Average bulk Ba compositions of each of the lithologic units (Units 1, 2, and 3) at Sites 1039/1253 and 1040/1254 are presented in Table T3. The total sedimentary Ba lost or gained across the trench as well as the percent difference in concentration of each unit is also presented in Table T3. Unit U1 shows an 18% loss in bulk sedimentary Ba from Site 1039 to Site 1040. Unit U2 displays a 10% loss in Ba, whereas Unit U3 exhibits a 10% gain in Ba between the two sites (Table T3). The sampling resolution within Units U2 and U3 is much lower than in Unit U1. Bulk sediment Ba analyses of additional samples within these units are in progress, and results of these measurements will most likely push the percent difference in Units U2 and U3 closer to zero. It is apparent that the percent difference in Unit U1 is almost twice that in Units U2 and U3, indicating that significant Ba distillation due to barite dissolution had occurred and is occurring, effectively changing the bulk Ba composition of Unit U1 as sulfate becomes depleted. As dissolved sulfate becomes further depleted arcward, greater losses of sedimentary barite must exist not only in Unit U1 but in the deeper Units U2 and U3 as well.

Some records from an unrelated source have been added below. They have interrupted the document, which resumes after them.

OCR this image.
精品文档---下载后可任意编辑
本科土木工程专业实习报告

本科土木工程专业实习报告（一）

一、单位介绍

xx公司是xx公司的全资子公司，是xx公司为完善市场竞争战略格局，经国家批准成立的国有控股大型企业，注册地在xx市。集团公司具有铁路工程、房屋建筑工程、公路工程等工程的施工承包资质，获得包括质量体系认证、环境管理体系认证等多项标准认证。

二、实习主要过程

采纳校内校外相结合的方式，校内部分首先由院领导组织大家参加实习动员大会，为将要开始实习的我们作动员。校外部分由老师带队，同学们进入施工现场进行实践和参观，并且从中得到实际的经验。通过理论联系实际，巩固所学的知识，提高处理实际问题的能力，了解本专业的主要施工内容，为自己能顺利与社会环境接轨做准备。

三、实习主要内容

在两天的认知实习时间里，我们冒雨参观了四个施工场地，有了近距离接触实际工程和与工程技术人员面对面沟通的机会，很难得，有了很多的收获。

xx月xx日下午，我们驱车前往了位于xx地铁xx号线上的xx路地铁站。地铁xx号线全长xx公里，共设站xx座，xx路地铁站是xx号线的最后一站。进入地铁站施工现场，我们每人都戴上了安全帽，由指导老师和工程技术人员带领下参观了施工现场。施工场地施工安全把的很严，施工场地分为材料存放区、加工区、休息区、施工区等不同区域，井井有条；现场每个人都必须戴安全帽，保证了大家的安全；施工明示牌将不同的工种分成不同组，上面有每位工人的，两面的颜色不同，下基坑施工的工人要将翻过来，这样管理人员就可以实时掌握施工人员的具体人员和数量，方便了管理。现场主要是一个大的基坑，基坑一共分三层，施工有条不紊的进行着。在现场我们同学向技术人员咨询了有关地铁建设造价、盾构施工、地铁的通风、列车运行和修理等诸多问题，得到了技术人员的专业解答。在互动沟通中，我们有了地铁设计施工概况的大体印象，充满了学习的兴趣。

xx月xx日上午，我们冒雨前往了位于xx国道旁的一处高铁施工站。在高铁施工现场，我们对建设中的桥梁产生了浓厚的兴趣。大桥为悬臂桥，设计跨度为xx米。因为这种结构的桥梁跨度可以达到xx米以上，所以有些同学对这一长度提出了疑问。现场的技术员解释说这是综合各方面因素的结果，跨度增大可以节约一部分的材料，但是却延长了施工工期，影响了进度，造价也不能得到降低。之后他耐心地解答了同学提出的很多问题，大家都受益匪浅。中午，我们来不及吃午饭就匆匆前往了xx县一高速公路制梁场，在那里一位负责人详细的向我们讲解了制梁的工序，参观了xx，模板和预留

Figure F5 shows cross plots of Ba at Site 1039 vs. Ba at Site 1040 for samples that correlate well across sites. The diagonal line has a slope of 1; therefore, if there were no changes from Site 1039 to Site 1040, then all samples would plot along the 1:1 line. Eighty percent of the samples from lithologic Unit U1 plot well above the line, signifying that the bulk Ba concentrations at Site 1039 are higher than those at Site 1040, whereas samples from Units U2 and U3 plot close to the 1:1 line and are both above and below the line. The pore fluid Ba concentration-depth profile at Site 1040/1254 (Fig. F3B) shows the highest dissolved Ba concentrations to occur immediately below the décollement, thus, assuming a homogeneous sediment section, one would expect the shallowest samples at Sites 1039/1253 to plot the furthest left of the 1:1 line, which is not observed (Fig. F5A). However, the uppermost hemipelagic sediment section at Sites 1039/1253 is heterogeneous, reflecting varying amounts of detrital material input (Kimura, Silver, Blum, et al., 1997) and differing rates of biogenic barite accumulation with depth, and thus with time. Therefore, Figure F5 does not show a clear trend of the deepest samples in Unit U1 plotting closer to the 1:1 line and the shallowest samples plotting furthest from the line. Results of the sequential barite extraction (in progress) will furnish the absolute barite concentrations of the sediment samples at Sites 1039/1253 and will confirm that each sample in the uppermost hemipelagic sediment section has varying initial barite concentrations and differing amounts of detrital Ba.